How to Protect Your Organization From Callback Phishing

Callback phishing is one of the fastest-growing cyberattack techniques targeting businesses today. Unlike traditional phishing, it weaponizes your instinct to pick up the phone — and once an employee dials that number, your organization's data, finances, and reputation are all at risk. Here's exactly how callback phishing works, how to recognize it, and what your team can do right now to stop it.

What Is Callback Phishing and Why Is It So Dangerous?

Callback phishing, sometimes called telephone-oriented attack delivery (TOAD), is a two-stage cyberattack that starts with a deceptive email and ends with a phone call to a fraudulent "support agent." What makes it especially dangerous is what it deliberately leaves out: no malicious links, no suspicious attachments, nothing for your email security filters to catch.

The attack succeeds by exploiting human psychology rather than software vulnerabilities. It bypasses your technical defenses and targets the one thing no security tool can fully patch: human judgment under pressure.

Expert Insight: Callback phishing campaigns have surged in recent years because they sidestep traditional email security tools. By moving the attack off email and onto a voice call, threat actors avoid detection by spam filters and sandboxes that scan for links and attachments.

How Does Callback Phishing Work, Step-By-Step?

Understanding the mechanics of a callback phishing attack is the first step in defending against it. Here's how the attack unfolds from the first email to a full network compromise:

  • The bait email arrives. An employee receives an email claiming they've been charged for a subscription service — antivirus software, IT support, or a cloud tool are common examples. The email includes a dollar amount large enough to trigger concern and a phone number to "dispute the charge." No links. No attachments.
  • The employee calls the number. Confused or alarmed, the target employee calls to cancel. They reach a convincing "support agent" who seems eager to help resolve the problem.
  • Remote access is established. The attacker guides the employee through steps to "reverse the charge" — which actually install remote access software (RAT) or malware on the device.
  • The attacker takes control. Once inside, threat actors can steal credentials, exfiltrate sensitive data, deploy ransomware, and move laterally across your network — all while the employee believes they were just canceling a subscription.

⚠️ Key Risk: The employee never knows they were attacked. They believe they resolved a billing issue. The breach may not be discovered for days, weeks, or longer.

How to recognize a callback phishing email before an employee calls

Callback phishing emails are designed to look credible. But they consistently share a set of identifying characteristics your team can learn to spot.
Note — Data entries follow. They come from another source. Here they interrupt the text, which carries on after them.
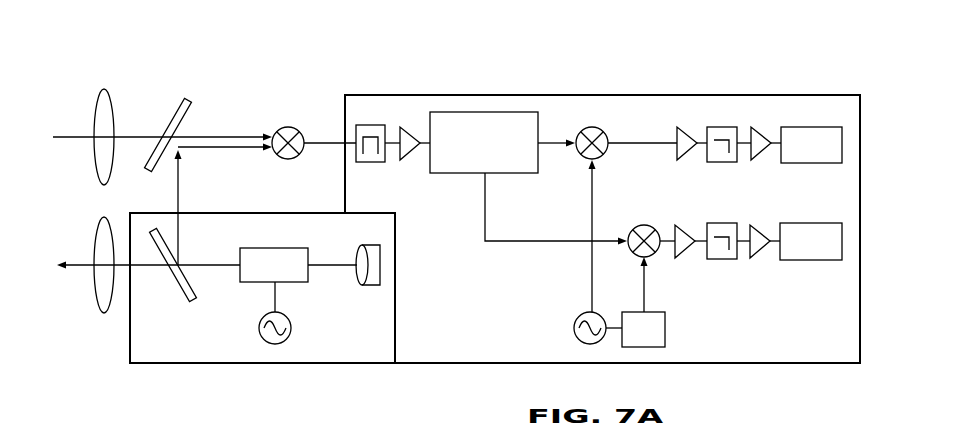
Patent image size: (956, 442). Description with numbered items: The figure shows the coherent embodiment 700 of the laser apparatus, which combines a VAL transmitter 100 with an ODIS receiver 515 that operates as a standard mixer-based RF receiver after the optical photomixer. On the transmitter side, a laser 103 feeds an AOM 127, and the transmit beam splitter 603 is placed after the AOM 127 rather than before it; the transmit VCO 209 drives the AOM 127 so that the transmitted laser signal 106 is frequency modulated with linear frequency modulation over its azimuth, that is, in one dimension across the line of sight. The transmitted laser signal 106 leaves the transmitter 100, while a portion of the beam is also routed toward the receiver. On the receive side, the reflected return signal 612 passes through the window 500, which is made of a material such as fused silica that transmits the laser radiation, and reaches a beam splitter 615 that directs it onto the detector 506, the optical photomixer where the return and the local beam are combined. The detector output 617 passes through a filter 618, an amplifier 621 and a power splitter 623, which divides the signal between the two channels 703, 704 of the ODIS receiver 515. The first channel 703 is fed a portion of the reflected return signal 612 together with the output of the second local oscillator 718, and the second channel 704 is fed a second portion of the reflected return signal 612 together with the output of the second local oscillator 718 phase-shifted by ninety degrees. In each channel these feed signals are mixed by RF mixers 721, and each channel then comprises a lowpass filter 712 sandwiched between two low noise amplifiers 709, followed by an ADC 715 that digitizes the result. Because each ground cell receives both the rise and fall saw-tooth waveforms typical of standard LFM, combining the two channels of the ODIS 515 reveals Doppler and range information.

The coherent embodiment 700 is at (145, 48).
The VAL transmitter 100 is at (130, 346).
The ODIS receiver 515 is at (454, 95).
The reflected return signal 612 is at (77, 137).
The window 500 is at (118, 118).
The beam splitter 615 is at (189, 110).
The transmitted laser signal 106 is at (181, 197).
The detector 506 is at (276, 131).
The detector output signal 617 is at (322, 141).
The filter 618 is at (370, 125).
The amplifier 621 is at (411, 127).
The power splitter 623 is at (482, 112).
The first channel 703 is at (578, 188).
The RF mixer 721 is at (592, 127).
The second channel 704 is at (576, 265).
The second local oscillator 718 is at (573, 329).
The low noise amplifier 709 is at (681, 128).
The lowpass filter 712 is at (720, 127).
The ADC 715 is at (812, 127).
The beam splitter 603 is at (172, 283).
The AOM 127 is at (238, 258).
The transmit VCO 209 is at (292, 331).
The laser 103 is at (368, 287).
Here are 5 red flags to look for in suspicious billing emails:

  • No business email address. Legitimate companies send billing communications from branded domains (e.g., billing@company.com). Callback phishing emails often come from generic addresses like Gmail or Yahoo.
  • Spelling and grammatical errors. Professional organizations proofread customer communications. Errors in language or formatting are a reliable signal something is wrong.
  • Artificial urgency. Phrases like "You have 2 hours to dispute this charge" are designed to pressure recipients into acting before they think critically.
  • A phone number and nothing else. If the only actionable item in a billing email is a "customer service" number with no account portal link, no detailed invoice, no company address, treat it as highly suspicious.
  • Unexpected charges for services you don't use. Threat actors often reference software or services the recipient has never heard of, counting on confusion to prompt a call.

5 ways to protect your organization from callback phishing

Defending against callback phishing requires a layered approach that combines technical controls, employee training, and clear internal procedures. Here are the 5 most effective measures your organization can implement today:

1. Deploy advanced email security

Email security platforms with AI-powered anomaly detection can flag suspicious billing emails even without malicious links or attachments, catching TOAD attacks at the perimeter before they reach employee inboxes.

2. Train employees regularly

Security awareness training that includes callback phishing scenarios, not just link-based phishing, closes the human vulnerability these attacks rely on. Simulate TOAD attacks to test retention and measure improvement over time.

Learn more: Cybersecurity Training for Employees

3. Establish a clear verification process

Create a written policy: any billing discrepancy must be verified by looking up the vendor's official contact information independently, never by calling a number provided in the email itself.

4. Restrict remote access software

Use endpoint management and application control tools to prevent unauthorized installation of remote desktop applications, which are the attacker's primary tool after the phone call is complete.

5. Monitor for suspicious activity

Managed detection and response (MDR) and security operations center (SOC) monitoring can identify unusual remote access sessions, lateral movement, and data exfiltration in real time — even when the initial entry was via a phone call rather than a network exploit.

Bonus: Implement zero-trust principles

Least-privilege access, multi-factor authentication (MFA), and network segmentation limit the blast radius if a callback phishing attack does succeed in gaining a foothold on one device.